New documentary film Still Working 9 to 5 revisits the motion picture debut of Dolly Parton as more than a showcase of her on-screen talents and proof of her undeniable chemistry with co-stars Jane Fonda and Lily Tomlin.
Instead of serving as a retrospective solely about a box office smash or coming across like a DVD extras-style collage of behind-the-scenes footage, the documentary does a fantastic job at framing the relevance, then and now, of 9 to 5's socio-political message.
The classic film's main cast reunites to share their candid recollections, with additional input from the crew (producer Bruce Gilbert) plus stars of the 9 to 5 TV series (Emmy nominee Rita Moreno) and Broadway musical (Allison Janney).

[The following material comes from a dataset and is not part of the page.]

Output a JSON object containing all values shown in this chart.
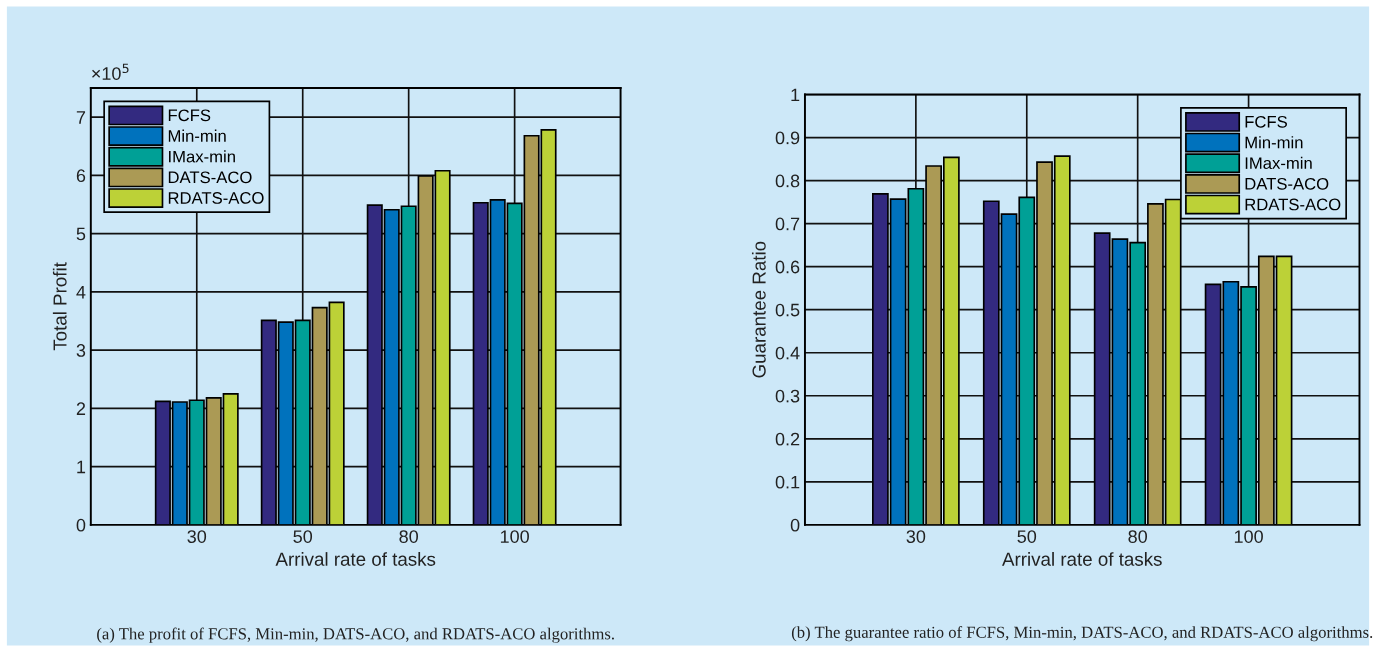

Still Working 9 to 5 made its world premiere in March at SXSW and is currently making the film festival rounds as its team finalizes streaming and distribution plans.
Gary Lane and Camille Hardman directed and produced the film. Steve Summers, country songwriter Shane McAnally and Gary's twin brother, Larry Lane, were executive producers.
The documentary ends with a stunning, modernized duet version of the Oscar-nominated song "9 to 5," produced by McAnally and sung by Parton and Kelly Clarkson.
Here's five things we learned about 9 to 5, its spinoffs and its lasting significance.
Lily Tomlin Initially Turned Down Her Role
Tomlin hated some of the sillier lines in the script --namely the part where Fonda's character refers to S&M as M&Ms-- enough to say no to her opportunity to play Violet Newstead.
As the filmmakers moved forward with a plan to potentially cast Saturday Night Live's Gilda Radner, Tomlin was convinced by her partner to reconsider and trust Fonda's creative plan.
The film almost lost Tomlin a second time when during her first day, she grew frustrated while pantomiming through the Disney-inspired live action sequences.
Fortunately, Tomlin stuck around and became as integral to the film's success as her two co-stars.
Dolly Parton Had Her Own Reservations
Fonda settled on Parton for the Doralee Rhodes character after hearing "Two Doors Down" on the radio. However, the country star wasn't so sure about hitching her wagon to a polarizing figure.
"When I first started working with Jane, I thought, 'I hope she's not going to be so radical and so opinionated and so political that I'm going to be uncomfortable'," Parton said. "And I even said that to her when we started. I said, 'I'm not a political person.'
"I didn't have to march up and down the streets, as I still don't," Parton continued. "I try to live my convictions. I'd been writing songs about women and their strengths since my first album."
Ultimately, Parton, Fonda and Tomlin became fast friends.
"The three of us were so completely different, but we were so connected," Parton added. "We really respected and admired each other for our own beliefs and our own principles and values. It really showed on screen because we really liked each other. Like our own characters, we were at the time really smart gals, proud that we were accomplishing all of these things and being strong women."
The Script's Original Draft Focused on Five Women Instead of Three
An early plan for five lead characters instead of three would likely have brought more diversity to the cast. Gilbert identifies actor, singer and activist Diahann Carroll as someone considered for one of the two additional roles.
The five-lead version of the script was penned by Patricia Resnick. Her grimmer vision for what remained a dark comedy got retooled with help from Colin Higgins, the film's director and the writer of Harold and Maude.
Rhiane Drummond became the first Black woman to portray one of the three main characters on a major stage in 2019 for the West End (London) production of 9 to 5.
20th Century Fox Balked at Dabney Coleman's Casting
Gilbert reveals that there was pushback to Coleman's casting as scumbag boss Mr. Hart, with established film stars Steve Martin and Richard Dreyfuss suggested as better options than someone the studio dismissed as a "TV actor."
"We had kind of an uphill battle because it was a revelation to a lot of people that women could carry a movie," Tomlin said.
Without a bigger name as its male lead, 9 to 5 became the highest-grossing comedy of 1980.
The Film Got Its Name From a Still-Active Organization
Two of the documentary's interviewees, Ellen Cassedy and Karen Nussbaum, co-founded the 9to5 National Association of Working Women in 1973. The organization began in Boston and fought against sexual harassment and discrimination. It currently has chapters in Colorado, Georgia and Wisconsin.
Both women help frame why the film 9 to 5 was so relevant in its time, with Cassedy observing that in the 1970s, one in three working women were clerical workers.
From start to finish, the new film masterfully ties 9 to 5's popularity in 1980 and its sustained relevance to the labor and women's movements, from the fight back then to ratify the Equal Rights Amendment to the reckoning in Hollywood and elsewhere spurred by Time's Up and MeToo.